はじめに
2026年、AIコーディングツールは急速に進化し、開発者の生産性を大きく向上させています。本記事では、現在注目されている3つのAIコーディングツール「Claude Code」「Gemini CLI」「Kiro」を実際に使用した感想を交えて比較します。
比較対象ツール
| ツール | 提供元 | 料金 | 特徴 |
|---|---|---|---|
| Claude Code | Anthropic | 有料(API課金) | 高精度なコード生成 |
| Gemini CLI | 無料枠あり | Google製AIをCLIで利用 | |
| Kiro | AWS | 無料(プレビュー中) | IDE統合型、Spec駆動開発 |
1. Claude Code
概要
AnthropicのClaude APIを活用したコーディングアシスタント。ターミナルベースで動作し、コードの生成・修正・レビューが可能。
メリット
- コード理解力が高い
- 複雑なリファクタリングも対応
- マルチファイル編集が得意
デメリット
- API課金が必要(従量制)
- セットアップがやや複雑
- ネットワーク依存
料金
- 従量課金制(トークン数に応じて課金)
- 月額の目安:軽い使用で$10〜30程度
2. Gemini CLI
概要
Google公式のCLIツール。Gemini APIを直接ターミナルから利用でき、コード生成やファイル操作が可能。
メリット
- 無料枠が充実
- セットアップが簡単
- Googleアカウントがあれば即利用可能
デメリット
- Claude Codeと比べるとコード精度がやや劣る
- 日本語対応が不完全な場合あり
料金
- 無料枠:1日あたり一定量のリクエスト
- 有料プラン:Google AI Studio経由
3. Kiro(AWS)
概要
AWSが提供するIDE統合型のAIコーディングツール。VSCode拡張として動作し、「Spec駆動開発」という独自のワークフローを採用。
メリット
- 完全無料(2026年6月現在、プレビュー中)
- IDE統合で使いやすい
- Spec駆動開発で要件定義から実装まで一貫サポート
- ファイル編集・ターミナル操作も可能
- Steering(カスタムルール)機能
デメリット
- AWS Builder IDが必要
- プレビュー版のため仕様変更の可能性
- 日本語ドキュメントが少ない
料金
- 無料(プレビュー期間中)
実際に使ってみた感想
Claude Code
セットアップに苦戦しました。特にGemini経由で無料利用しようとしたところ、プロキシサーバーとの互換性問題で断念。結局、正規のAPI契約が必要という結論に。
Gemini CLI
Google公式だけあってセットアップは簡単。無料で使えるのは大きなメリット。
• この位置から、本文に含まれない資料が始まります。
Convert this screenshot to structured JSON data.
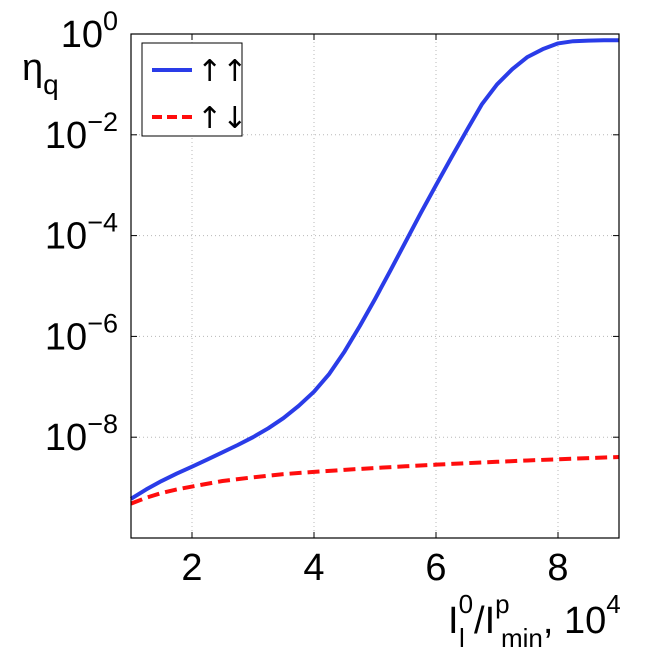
{
  "chart_data": {
    "type": "line",
    "y_scale": "log",
    "xlim": [
      1,
      9
    ],
    "ylim": [
      1e-10,
      1
    ],
    "x_ticks": [
      2,
      4,
      6,
      8
    ],
    "y_ticks": [
      {
        "value": 1,
        "base": "10",
        "exp": "0"
      },
      {
        "value": 0.01,
        "base": "10",
        "exp": "−2"
      },
      {
        "value": 0.0001,
        "base": "10",
        "exp": "−4"
      },
      {
        "value": 1e-06,
        "base": "10",
        "exp": "−6"
      },
      {
        "value": 1e-08,
        "base": "10",
        "exp": "−8"
      }
    ],
    "grid": true,
    "legend_position": "top-left",
    "ylabel": {
      "main": "η",
      "sub": "q"
    },
    "xlabel": {
      "I1": "I",
      "I1_sub": "l",
      "I1_sup": "0",
      "slash": "/",
      "I2": "I",
      "I2_sup": "p",
      "I2_sub": "min",
      "suffix": ", 10",
      "suffix_sup": "4"
    },
    "series": [
      {
        "name": "↑↑",
        "color": "#2a3ce8",
        "dash": "solid",
        "x": [
          1.0,
          1.25,
          1.5,
          1.75,
          2.0,
          2.25,
          2.5,
          2.75,
          3.0,
          3.25,
          3.5,
          3.75,
          4.0,
          4.25,
          4.5,
          4.75,
          5.0,
          5.25,
          5.5,
          5.75,
          6.0,
          6.25,
          6.5,
          6.75,
          7.0,
          7.25,
          7.5,
          7.75,
          8.0,
          8.25,
          8.5,
          8.75,
          9.0
        ],
        "y": [
          6e-10,
          9.2e-10,
          1.35e-09,
          1.9e-09,
          2.6e-09,
          3.6e-09,
          5e-09,
          7e-09,
          1e-08,
          1.5e-08,
          2.4e-08,
          4.2e-08,
          8e-08,
          1.8e-07,
          5e-07,
          1.6e-06,
          5.5e-06,
          2e-05,
          7.5e-05,
          0.00028,
          0.001,
          0.0035,
          0.012,
          0.04,
          0.1,
          0.2,
          0.35,
          0.5,
          0.65,
          0.72,
          0.74,
          0.75,
          0.75
        ]
      },
      {
        "name": "↑↓",
        "color": "#ff0d0d",
        "dash": "dashed",
        "x": [
          1.0,
          1.25,
          1.5,
          1.75,
          2.0,
          2.5,
          3.0,
          3.5,
          4.0,
          4.5,
          5.0,
          5.5,
          6.0,
          6.5,
          7.0,
          7.5,
          8.0,
          8.5,
          9.0
        ],
        "y": [
          4.8e-10,
          6.3e-10,
          7.8e-10,
          9.2e-10,
          1.05e-09,
          1.35e-09,
          1.6e-09,
          1.85e-09,
          2.05e-09,
          2.25e-09,
          2.45e-09,
          2.65e-09,
          2.85e-09,
          3.05e-09,
          3.25e-09,
          3.45e-09,
          3.65e-09,
          3.85e-09,
          4.05e-09
        ]
      }
    ]
  }
}
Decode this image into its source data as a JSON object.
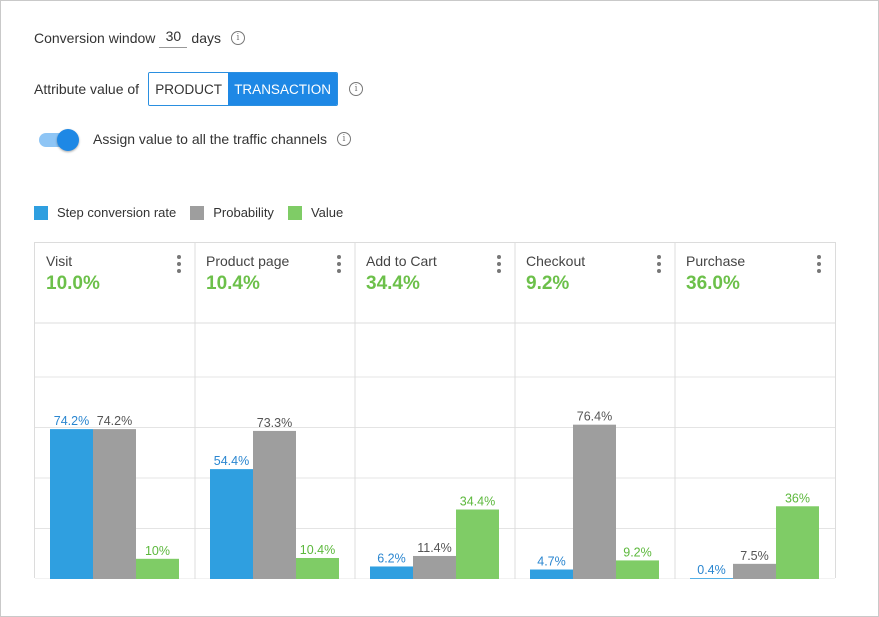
{
  "settings": {
    "conversion_window_label": "Conversion window",
    "conversion_window_value": "30",
    "conversion_window_unit": "days",
    "attribute_label": "Attribute value of",
    "attribute_options": [
      "PRODUCT",
      "TRANSACTION"
    ],
    "attribute_selected": "TRANSACTION",
    "assign_toggle_label": "Assign value to all the traffic channels",
    "assign_toggle_on": true,
    "info_icon_glyph": "i"
  },
  "colors": {
    "step_conversion_rate": "#2f9fe0",
    "probability": "#9e9e9e",
    "value": "#7fcc66",
    "step_label": "#2a86d0",
    "probability_label": "#555555",
    "value_label": "#5cb83c",
    "header_value": "#6cc04a",
    "accent": "#1e88e5"
  },
  "chart_data": {
    "type": "bar",
    "categories": [
      "Visit",
      "Product page",
      "Add to Cart",
      "Checkout",
      "Purchase"
    ],
    "header_values": [
      "10.0%",
      "10.4%",
      "34.4%",
      "9.2%",
      "36.0%"
    ],
    "series": [
      {
        "name": "Step conversion rate",
        "values": [
          74.2,
          54.4,
          6.2,
          4.7,
          0.4
        ],
        "labels": [
          "74.2%",
          "54.4%",
          "6.2%",
          "4.7%",
          "0.4%"
        ]
      },
      {
        "name": "Probability",
        "values": [
          74.2,
          73.3,
          11.4,
          76.4,
          7.5
        ],
        "labels": [
          "74.2%",
          "73.3%",
          "11.4%",
          "76.4%",
          "7.5%"
        ]
      },
      {
        "name": "Value",
        "values": [
          10.0,
          10.4,
          34.4,
          9.2,
          36.0
        ],
        "labels": [
          "10%",
          "10.4%",
          "34.4%",
          "9.2%",
          "36%"
        ]
      }
    ],
    "ylim": [
      0,
      100
    ],
    "grid": true,
    "legend_position": "top-left"
  }
}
ただし、複雑なコード生成はClaude Codeに軍配が上がる印象。
Kiro
個人的に最もおすすめ。無料でありながら機能が充実しており、IDE統合で直感的に使える。Spec駆動開発は最初戸惑いますが、慣れると要件定義から実装までスムーズに進められます。
選び方ガイド
| ユースケース | おすすめツール |
|---|---|
| 無料で試したい | Kiro or Gemini CLI |
| 高精度なコード生成 | Claude Code |
| IDE統合が欲しい | Kiro |
| CLI派 | Claude Code or Gemini CLI |
| 要件定義から始めたい | Kiro(Spec駆動) |
まとめ
2026年のAIコーディングツールは「無料で高機能」が当たり前になりつつあります。
- コスト重視なら → Kiro(無料)または Gemini CLI(無料枠)
- 精度重視なら → Claude Code(有料)
- 開発体験重視なら → Kiro(IDE統合)
個人開発や学習目的であれば、まずKiroを試してみることをおすすめします。プレビュー期間中は完全無料で、機能も申し分ありません。